With a mass of only half that of Earth, GJ 367b is a true lightweight.
Thanks to extensive searches, we know that thousands of so-called exoplanets can be found outside our solar system. A quarter of a century after the first discovery, the focus has now shifted from hunting exoplanets to precisely characterizing these worlds. For example, do they resemble Earth, or are they strange and exotic planets? In a new study, researchers looked at GJ 367b; Planet orbiting a red dwarf star. The results show that astronomers have found a real lightweight here.
Many exoplanets known to us have been discovered using the transit method. This includes telescopes that stare at stars for extended periods of time, hoping that the brightness of those stars will periodically decrease slightly. This dip could be caused by a planet moving in front of the star and temporarily blocking part of the star’s light. GJ 367b was also discovered by TESS planetary hunter using the transit method. And now the exploration of this world continues. Because today, thanks to innovative technologies, it is possible to accurately describe most of the exoplanets.
What we know so far about GJ 367b is that the planet is about 9,000 kilometers in diameter. In these dimensions, the exoplanet is slightly larger than our neighboring planet Mars. The planetary system is located just under 31 light-years from Earth, which makes it ideal for further research.
Astronomers have now been able to determine the mass of GJ 367b, among other things. Compared to other planets outside our solar system, GJ 367b is as light as a feather. For example, the mass of the planet is only half the mass of the Earth. This makes GJ 367b one of the approximately 5,000 exoplanets we know today.

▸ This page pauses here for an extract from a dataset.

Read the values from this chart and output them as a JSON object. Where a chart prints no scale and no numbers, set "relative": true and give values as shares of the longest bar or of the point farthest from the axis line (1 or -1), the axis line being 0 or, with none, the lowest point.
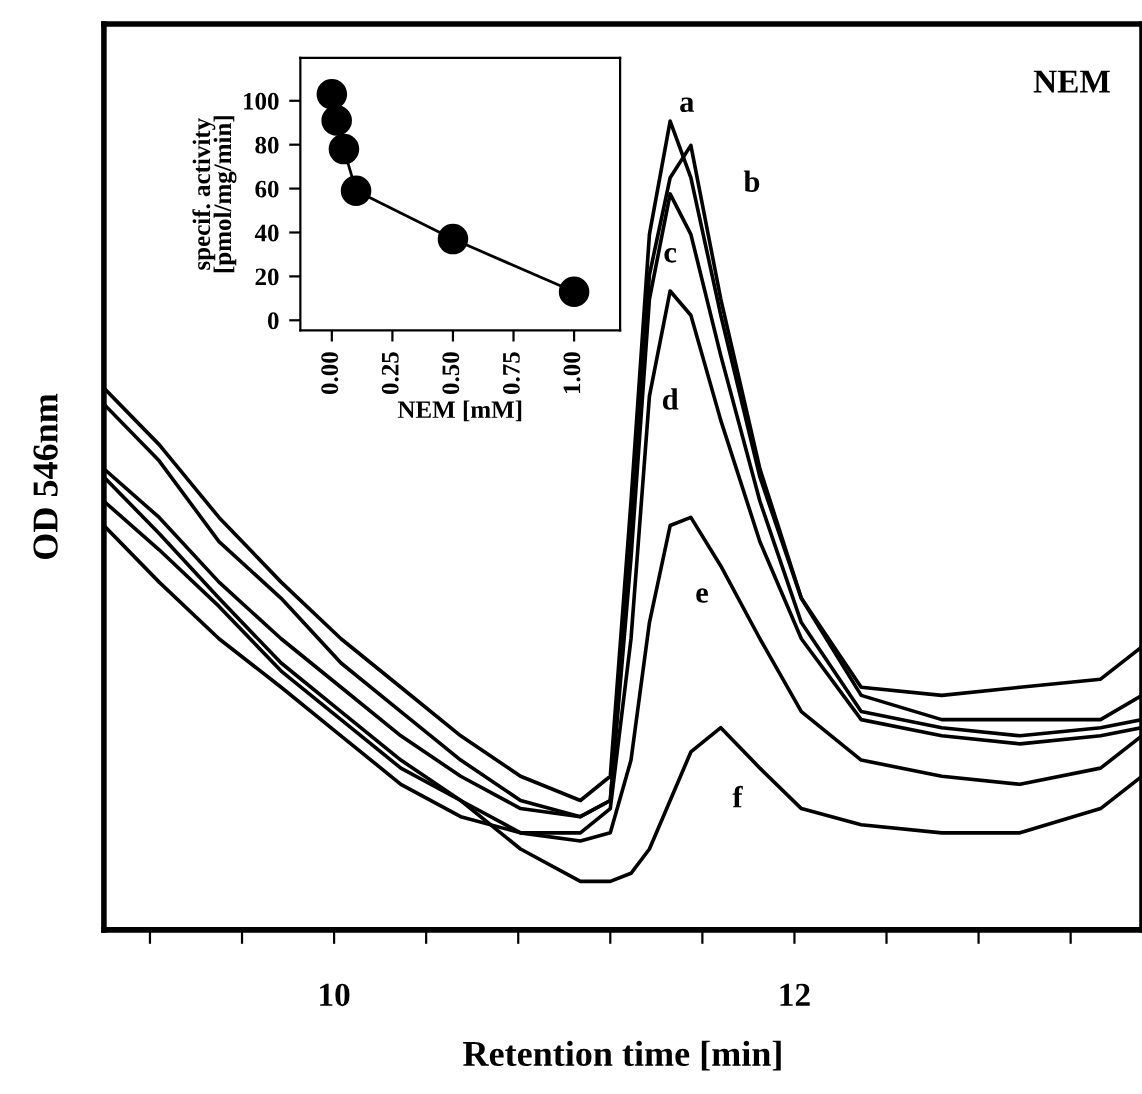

Not only is GJ 367b as light as a feather, the planet is also very fast. For example, a planet takes about eight hours to complete one revolution around its parent star. With this orbital period of only one-third of Earth’s day, the planet belongs to the so-called planets very short periodPlanets that take less than 24 hours to orbit their parent star. “We already know a little, but their origin is currently unknown,” said researcher Christine Lamm. “By measuring the exact basic properties of the USP planets, we can get a glimpse into their formation and evolution history.”
GJ 367b orbits the star GJ 367; A red dwarf star is only half the size of our Sun. Due to the proximity of an exoplanet to its parent star, GJ 367b is exposed to a very high level of radiation, more than 500 times stronger than the amount of radiation bombarding the Earth. So the temperatures are very high: up to 1500 ° C. At such scorching temperatures, all rocks and minerals melt. This means that GJ 367b – unfortunately – cannot be considered second Earth.
Now that researchers have a better understanding of GJ 367b’s radius and mass, they can also draw conclusions about its internal structure. According to the researchers, the planet is somewhat similar to Mercury. GJ 367b turns out to be rocky and has a high density. “The higher density indicates that the planet has an iron core,” said researcher Szilárd Csizmadia. “These properties are similar to those of Mercury, which differs from the other terrestrial planets in our solar system by a disproportionately large iron-nickel core.”
The study shows that it is possible to accurately determine the characteristics of smaller and less massive exoplanets. These studies are very interesting. It’s actually a key to understanding how terrestrial planets form and evolve, the researchers say. So the search continues. In addition, red dwarf stars are known to orbit on average two to three planets. And so it’s possible that GJ 367b has some equally wonderful brothers.